Winter is New Mexico time for desert hiking!  We have had some great weather the past two months, sunny, cool and a little breezy.  Perfect.  And dry conditions are imperative due to the dirt roads required to get to these hikes.  All have been Northwest of Albuquerque in a region called the Rio Puerco Basin.  Of course, there is normally no water in the "Rio"!

First hike was in the official Ojito Wilderness.  We have been there many times but tried a mostly new route this time:  up and over Bernalillito Mesa, returning via the familiar Hoodoo Pines and colorful sandstone areas.

Our second hike was in the La Lena Wilderness Study Area.  We have done loop hikes in this northestern area of the WSA before, but today was an out and back walk partly along the CDT (Continental Divide Trail) to the best hoodoos areas (of course!).

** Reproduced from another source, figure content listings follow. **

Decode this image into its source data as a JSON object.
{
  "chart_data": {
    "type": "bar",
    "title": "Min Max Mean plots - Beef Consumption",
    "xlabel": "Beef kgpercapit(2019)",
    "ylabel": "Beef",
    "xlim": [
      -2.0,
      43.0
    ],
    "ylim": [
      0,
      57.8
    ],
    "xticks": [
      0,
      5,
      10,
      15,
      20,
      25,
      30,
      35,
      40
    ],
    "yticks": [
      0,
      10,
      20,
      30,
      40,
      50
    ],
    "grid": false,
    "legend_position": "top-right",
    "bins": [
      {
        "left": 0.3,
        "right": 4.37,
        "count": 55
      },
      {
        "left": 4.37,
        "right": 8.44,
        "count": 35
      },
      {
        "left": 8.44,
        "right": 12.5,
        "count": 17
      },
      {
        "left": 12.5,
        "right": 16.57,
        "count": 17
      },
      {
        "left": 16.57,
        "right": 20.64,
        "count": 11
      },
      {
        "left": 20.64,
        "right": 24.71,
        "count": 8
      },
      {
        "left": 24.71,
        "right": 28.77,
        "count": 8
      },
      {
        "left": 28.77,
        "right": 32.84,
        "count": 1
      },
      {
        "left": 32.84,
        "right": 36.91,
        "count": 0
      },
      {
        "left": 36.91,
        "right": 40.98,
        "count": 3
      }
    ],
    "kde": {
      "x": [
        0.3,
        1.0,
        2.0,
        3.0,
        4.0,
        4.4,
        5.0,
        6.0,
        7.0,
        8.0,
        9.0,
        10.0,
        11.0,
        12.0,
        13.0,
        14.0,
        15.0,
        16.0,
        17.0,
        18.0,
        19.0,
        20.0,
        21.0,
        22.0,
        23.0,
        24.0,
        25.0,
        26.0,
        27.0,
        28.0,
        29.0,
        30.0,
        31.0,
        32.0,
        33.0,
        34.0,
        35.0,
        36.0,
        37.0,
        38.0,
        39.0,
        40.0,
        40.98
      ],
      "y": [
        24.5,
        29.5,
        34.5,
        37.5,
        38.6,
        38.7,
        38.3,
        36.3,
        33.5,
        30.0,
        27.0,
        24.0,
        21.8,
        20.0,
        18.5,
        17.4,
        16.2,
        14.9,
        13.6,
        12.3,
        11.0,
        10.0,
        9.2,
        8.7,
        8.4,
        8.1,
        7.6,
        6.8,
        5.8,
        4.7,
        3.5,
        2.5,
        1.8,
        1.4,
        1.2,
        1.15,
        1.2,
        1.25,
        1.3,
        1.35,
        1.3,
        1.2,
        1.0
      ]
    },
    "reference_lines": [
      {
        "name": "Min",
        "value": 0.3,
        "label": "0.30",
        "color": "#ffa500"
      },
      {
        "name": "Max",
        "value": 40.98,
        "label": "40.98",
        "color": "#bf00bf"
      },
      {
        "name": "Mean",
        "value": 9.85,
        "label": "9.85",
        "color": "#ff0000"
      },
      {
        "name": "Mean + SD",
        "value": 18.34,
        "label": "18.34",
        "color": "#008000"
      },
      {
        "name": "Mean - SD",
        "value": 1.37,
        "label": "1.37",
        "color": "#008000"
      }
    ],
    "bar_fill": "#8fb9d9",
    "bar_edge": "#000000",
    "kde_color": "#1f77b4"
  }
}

Our third hike was a New Mexico Mountain Club outing to the Piedra Lumbre arroyo area.  Another place we have been to many times, but this was a new route that visited the tops of several mesas, along with the great scenery and hoodoos as usual.  There were also several old Navajo structures and the remains of log sweat lodges.  This was a rare Tuesday hike, thus nicknamed the "retirees" hike!

The fourth and last (so far) hike was back to the Piedra Lumbre arroyo, just the two of us.  It was an exploratory walk in the far west side of the area, new for us.  It turned out to be an abbreviated hike due to increasing clouds.  After two hours of meandering and exploring, we made a direct beeline back to the vehicle in just an hour, getting sprinkled on several times.  Not a problem for the hike itself, but a local downpour could turn the dirt roads into a muddy quagmire!  Luckily no real rain.

Two more Winter hikes (though it's now spring)!  Tohajiilee is the name of the Navajo clan that surrounds the BLM land that we hiked on.  Lots of dirt road to get there, but all was dry and the weather was great.  This area has a lot of colorful red rocks and formations, small arches, and a sandstone "beehive" area.  Great outing!

The hike was just yesterday (Tuesday March 24).  The Sandstone Bluffs are in the El Malpais National Monument south of Grants, New Mexico.  A beautiful sandstone area of formations and large arches that borders the old lava flow from Mount Taylor.  The mountain (11,301 feet; we of course have been to the top several times) made a great snowy backdrop to some of the images.  It was a 7+ miles loop going along the top of the bluffs, dropping down to the lava level, then back along the base of the bluffs, finally huffing back to the top at the end.  There were four large arches along the rim, native american ruins (nothing more than rock piles now) with lots of pottery shards, and old homestead ruins.  Not sure who would like to homestead out there!